First, let's write the balanced chemical equation for the reaction:
CH4 + Cl2 -> CH3Cl + CH2Cl2 + CHCl3 + CCl4
a) To find the grams of CCl4 formed, we need to determine the molar mass of CH3Cl, CH2Cl2, CHCl3, and CCl4.
- CH3Cl (methyl chloride) has a molar mass of 50.49 g/mol
- CH2Cl2 (dichloromethane) has a molar mass of 84.93 g/mol
- CHCl3 (trichloromethane) has a molar mass of 119.38 g/mol
- CCl4 (carbon tetrachloride) has a molar mass of 153.82 g/mol
Next, we can use the given masses of CH3Cl, CH2Cl2, and CHCl3 to find the number of moles for each product.
- Moles of CH3Cl = mass of CH3Cl / molar mass of CH3Cl
- Moles of CH2Cl2 = mass of CH2Cl2 / molar mass of CH2Cl2
- Moles of CHCl3 = mass of CHCl3 / molar mass of CHCl3
Now, let's calculate these values using the given masses:
Moles of CH3Cl = 5.0 g / 50.49 g/mol = 0.099 mol
Moles of CH2Cl2 = 25.5 g / 84.93 g/mol = 0.300 mol
Moles of CHCl3 = 59.0 g / 119.38 g/mol = 0.494 mol
Since all the CH4 reacted, we can assume that the moles of CH4 is equal to the sum of the moles of the products.
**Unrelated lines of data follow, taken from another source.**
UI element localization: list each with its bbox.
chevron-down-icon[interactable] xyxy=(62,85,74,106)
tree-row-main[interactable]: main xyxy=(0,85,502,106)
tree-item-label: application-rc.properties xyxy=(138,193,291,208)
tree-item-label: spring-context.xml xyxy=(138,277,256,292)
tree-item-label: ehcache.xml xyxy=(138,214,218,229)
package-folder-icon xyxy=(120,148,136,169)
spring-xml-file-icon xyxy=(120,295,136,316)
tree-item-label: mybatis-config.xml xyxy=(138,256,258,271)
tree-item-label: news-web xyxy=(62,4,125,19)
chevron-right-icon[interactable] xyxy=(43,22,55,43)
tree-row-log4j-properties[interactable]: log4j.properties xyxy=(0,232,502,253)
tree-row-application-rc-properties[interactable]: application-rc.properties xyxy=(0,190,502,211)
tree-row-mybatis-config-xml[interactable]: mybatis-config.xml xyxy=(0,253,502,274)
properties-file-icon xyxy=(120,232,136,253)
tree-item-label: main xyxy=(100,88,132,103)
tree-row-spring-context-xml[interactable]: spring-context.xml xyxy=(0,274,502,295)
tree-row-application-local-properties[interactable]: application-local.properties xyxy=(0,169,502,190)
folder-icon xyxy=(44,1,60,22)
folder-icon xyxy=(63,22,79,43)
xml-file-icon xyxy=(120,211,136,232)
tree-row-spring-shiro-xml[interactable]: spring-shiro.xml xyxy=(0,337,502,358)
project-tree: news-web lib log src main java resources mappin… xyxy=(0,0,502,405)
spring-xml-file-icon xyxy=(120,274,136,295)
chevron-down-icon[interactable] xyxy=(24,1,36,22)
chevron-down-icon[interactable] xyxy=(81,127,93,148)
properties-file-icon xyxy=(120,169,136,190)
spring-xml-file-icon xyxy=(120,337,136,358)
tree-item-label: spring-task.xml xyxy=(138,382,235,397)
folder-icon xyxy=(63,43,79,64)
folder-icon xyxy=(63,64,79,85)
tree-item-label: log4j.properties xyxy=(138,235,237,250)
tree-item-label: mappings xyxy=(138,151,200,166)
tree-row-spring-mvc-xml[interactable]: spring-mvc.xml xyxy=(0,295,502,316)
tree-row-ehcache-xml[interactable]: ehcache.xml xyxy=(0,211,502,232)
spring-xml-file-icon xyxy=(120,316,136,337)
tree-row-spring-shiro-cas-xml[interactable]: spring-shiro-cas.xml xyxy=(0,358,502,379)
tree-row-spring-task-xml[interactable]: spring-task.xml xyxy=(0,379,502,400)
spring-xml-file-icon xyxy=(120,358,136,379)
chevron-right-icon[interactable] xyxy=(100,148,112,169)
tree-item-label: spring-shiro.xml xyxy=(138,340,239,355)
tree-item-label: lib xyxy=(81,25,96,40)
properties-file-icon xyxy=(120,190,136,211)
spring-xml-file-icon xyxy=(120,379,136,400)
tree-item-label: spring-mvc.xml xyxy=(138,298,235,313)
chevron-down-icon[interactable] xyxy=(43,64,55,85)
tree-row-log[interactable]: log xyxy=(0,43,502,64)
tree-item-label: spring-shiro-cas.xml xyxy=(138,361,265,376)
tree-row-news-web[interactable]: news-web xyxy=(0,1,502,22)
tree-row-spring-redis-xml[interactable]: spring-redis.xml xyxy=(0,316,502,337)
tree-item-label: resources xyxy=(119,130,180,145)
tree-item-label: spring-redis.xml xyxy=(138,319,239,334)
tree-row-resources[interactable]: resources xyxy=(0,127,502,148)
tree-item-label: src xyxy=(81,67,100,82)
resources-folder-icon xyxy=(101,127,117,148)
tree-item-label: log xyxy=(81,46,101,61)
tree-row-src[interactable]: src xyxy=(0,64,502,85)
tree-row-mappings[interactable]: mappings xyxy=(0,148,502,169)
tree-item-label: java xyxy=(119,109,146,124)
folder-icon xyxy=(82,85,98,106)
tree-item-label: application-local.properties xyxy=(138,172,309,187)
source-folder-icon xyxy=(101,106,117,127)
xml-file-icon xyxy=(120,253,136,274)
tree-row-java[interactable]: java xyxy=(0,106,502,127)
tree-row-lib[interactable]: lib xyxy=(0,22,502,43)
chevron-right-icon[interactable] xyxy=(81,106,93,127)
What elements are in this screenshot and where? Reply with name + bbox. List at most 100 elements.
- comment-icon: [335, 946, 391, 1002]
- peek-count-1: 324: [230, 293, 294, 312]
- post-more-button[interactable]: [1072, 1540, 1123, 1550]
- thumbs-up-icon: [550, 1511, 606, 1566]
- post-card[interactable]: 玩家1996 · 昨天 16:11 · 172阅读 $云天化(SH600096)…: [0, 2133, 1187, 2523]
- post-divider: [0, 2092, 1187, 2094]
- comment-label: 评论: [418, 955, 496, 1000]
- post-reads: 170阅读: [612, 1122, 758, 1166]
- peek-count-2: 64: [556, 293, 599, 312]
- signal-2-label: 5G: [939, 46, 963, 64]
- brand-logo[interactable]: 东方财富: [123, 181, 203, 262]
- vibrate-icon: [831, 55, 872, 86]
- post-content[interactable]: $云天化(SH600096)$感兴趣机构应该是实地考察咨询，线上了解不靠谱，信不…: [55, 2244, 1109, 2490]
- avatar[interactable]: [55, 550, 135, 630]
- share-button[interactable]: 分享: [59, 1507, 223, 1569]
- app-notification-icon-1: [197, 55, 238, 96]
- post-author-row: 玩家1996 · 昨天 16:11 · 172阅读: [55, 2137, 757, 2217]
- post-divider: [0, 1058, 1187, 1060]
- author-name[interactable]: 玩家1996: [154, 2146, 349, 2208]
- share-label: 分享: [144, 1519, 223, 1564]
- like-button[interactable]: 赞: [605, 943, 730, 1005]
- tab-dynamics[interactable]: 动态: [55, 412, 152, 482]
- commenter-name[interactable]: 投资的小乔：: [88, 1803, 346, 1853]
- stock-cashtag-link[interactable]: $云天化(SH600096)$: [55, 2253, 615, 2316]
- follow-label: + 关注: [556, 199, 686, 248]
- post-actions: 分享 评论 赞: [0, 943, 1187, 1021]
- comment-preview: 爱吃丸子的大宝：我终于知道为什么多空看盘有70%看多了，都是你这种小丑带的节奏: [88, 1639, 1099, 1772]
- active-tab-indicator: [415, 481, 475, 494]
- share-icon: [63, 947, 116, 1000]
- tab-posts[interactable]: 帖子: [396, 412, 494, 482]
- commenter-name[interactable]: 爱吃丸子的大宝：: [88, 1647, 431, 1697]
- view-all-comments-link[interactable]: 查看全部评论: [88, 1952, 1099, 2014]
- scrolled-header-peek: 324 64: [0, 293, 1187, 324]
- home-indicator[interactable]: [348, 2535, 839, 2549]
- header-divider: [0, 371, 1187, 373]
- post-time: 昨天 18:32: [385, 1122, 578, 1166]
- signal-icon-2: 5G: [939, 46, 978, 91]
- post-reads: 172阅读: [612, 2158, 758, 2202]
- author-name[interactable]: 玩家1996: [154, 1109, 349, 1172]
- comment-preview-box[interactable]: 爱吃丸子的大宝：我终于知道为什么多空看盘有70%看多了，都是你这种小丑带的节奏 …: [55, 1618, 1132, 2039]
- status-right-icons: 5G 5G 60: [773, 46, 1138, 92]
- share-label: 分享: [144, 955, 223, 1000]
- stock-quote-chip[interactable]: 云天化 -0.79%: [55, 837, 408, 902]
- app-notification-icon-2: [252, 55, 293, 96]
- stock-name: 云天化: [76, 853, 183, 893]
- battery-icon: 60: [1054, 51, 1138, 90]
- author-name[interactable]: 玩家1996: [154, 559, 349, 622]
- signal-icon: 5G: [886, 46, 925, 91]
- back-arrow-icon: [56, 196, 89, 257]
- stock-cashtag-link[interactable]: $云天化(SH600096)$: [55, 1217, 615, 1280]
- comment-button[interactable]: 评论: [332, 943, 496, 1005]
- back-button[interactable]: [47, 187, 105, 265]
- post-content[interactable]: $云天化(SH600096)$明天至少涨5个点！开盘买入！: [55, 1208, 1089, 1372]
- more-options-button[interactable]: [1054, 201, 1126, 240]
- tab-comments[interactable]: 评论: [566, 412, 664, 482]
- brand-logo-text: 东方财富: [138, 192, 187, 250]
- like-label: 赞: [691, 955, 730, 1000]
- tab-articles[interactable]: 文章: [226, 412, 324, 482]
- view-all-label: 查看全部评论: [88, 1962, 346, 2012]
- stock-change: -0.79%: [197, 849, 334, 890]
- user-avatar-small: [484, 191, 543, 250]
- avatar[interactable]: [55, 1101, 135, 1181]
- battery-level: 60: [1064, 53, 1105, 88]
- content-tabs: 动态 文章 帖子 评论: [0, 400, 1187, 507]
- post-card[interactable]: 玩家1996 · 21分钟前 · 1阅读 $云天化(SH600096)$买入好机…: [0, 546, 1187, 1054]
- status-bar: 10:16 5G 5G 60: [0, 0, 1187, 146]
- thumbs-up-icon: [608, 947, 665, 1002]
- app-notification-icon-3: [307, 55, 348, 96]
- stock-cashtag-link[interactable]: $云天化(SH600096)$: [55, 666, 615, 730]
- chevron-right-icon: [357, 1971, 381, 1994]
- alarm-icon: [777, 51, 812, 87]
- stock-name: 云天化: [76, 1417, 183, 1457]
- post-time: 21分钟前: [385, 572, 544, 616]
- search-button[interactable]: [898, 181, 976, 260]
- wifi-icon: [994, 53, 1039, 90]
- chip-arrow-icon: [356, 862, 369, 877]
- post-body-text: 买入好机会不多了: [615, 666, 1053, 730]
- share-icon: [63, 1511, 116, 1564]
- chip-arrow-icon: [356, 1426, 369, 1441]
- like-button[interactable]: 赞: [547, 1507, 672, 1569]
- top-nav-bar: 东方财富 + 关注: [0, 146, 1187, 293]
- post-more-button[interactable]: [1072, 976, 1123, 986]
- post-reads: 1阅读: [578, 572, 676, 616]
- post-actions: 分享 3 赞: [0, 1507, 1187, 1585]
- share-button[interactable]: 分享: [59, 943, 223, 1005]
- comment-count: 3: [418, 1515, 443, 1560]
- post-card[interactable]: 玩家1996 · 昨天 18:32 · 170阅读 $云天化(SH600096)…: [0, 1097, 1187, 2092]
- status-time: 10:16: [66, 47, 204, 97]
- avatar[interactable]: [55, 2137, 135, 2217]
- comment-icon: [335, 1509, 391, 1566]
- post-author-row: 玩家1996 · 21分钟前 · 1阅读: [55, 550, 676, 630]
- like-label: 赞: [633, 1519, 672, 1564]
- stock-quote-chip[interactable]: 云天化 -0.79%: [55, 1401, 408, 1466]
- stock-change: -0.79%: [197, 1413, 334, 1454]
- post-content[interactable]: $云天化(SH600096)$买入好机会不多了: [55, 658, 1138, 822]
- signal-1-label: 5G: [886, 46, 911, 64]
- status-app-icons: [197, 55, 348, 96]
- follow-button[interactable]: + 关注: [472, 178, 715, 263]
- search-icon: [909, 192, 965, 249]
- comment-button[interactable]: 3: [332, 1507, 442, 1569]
Total moles of products = Moles of CH3Cl + Moles of CH2Cl2 + Moles of CHCl3 + Moles of CCl4
Total moles of products = 0.099 mol + 0.300 mol + 0.494 mol + Moles of CCl4
Since we are asked to find the grams of CCl4, we need to convert the moles of CCl4 to grams using its molar mass of 153.82 g/mol.
- Moles of CCl4 = Total moles of products - (Moles of CH3Cl + Moles of CH2Cl2 + Moles of CHCl3)
- Moles of CCl4 = 0.893 mol - (0.099 mol + 0.300 mol + 0.494 mol)
- Moles of CCl4 = 0.893 mol - 0.893 mol
- Moles of CCl4 = 0
Since there are no moles of CCl4, the mass of CCl4 formed is zero.
Therefore, a) The amount of CCl4 formed is 0 grams.
b) The theoretical yield of CCl4 is the maximum amount of CCl4 that can be produced based on the amount of available CH4. Since all the CH4 reacted and no CCl4 formed, the theoretical yield of CCl4 is also 0 grams.
c) The percentage yield of CCl4 is a measure of the efficiency of the reaction. It is calculated by dividing the actual yield (0 grams) by the theoretical yield (0 grams) and multiplying by 100.
Percentage yield = (Actual yield / Theoretical yield) * 100
Percentage yield = (0 g / 0 g) * 100
Percentage yield is undefined.
d) Since all the CH4 reacted, the moles of Cl2 needed was in a 1:1 ratio with the moles of CH4. Therefore, the moles of Cl2 consumed is equal to the moles of CH4.
Moles of Cl2 reacted = Moles of CH4 = 0.893 mol
To find the grams of Cl2 reacted, we need to use its molar mass of 70.91 g/mol.
Mass of Cl2 reacted = Moles of Cl2 reacted x Molar mass of Cl2
Mass of Cl2 reacted = 0.893 mol x 70.91 g/mol
Mass of Cl2 reacted = 63.44 g
Therefore, d) The mass of Cl2 reacted with the CH4 is 63.44 grams.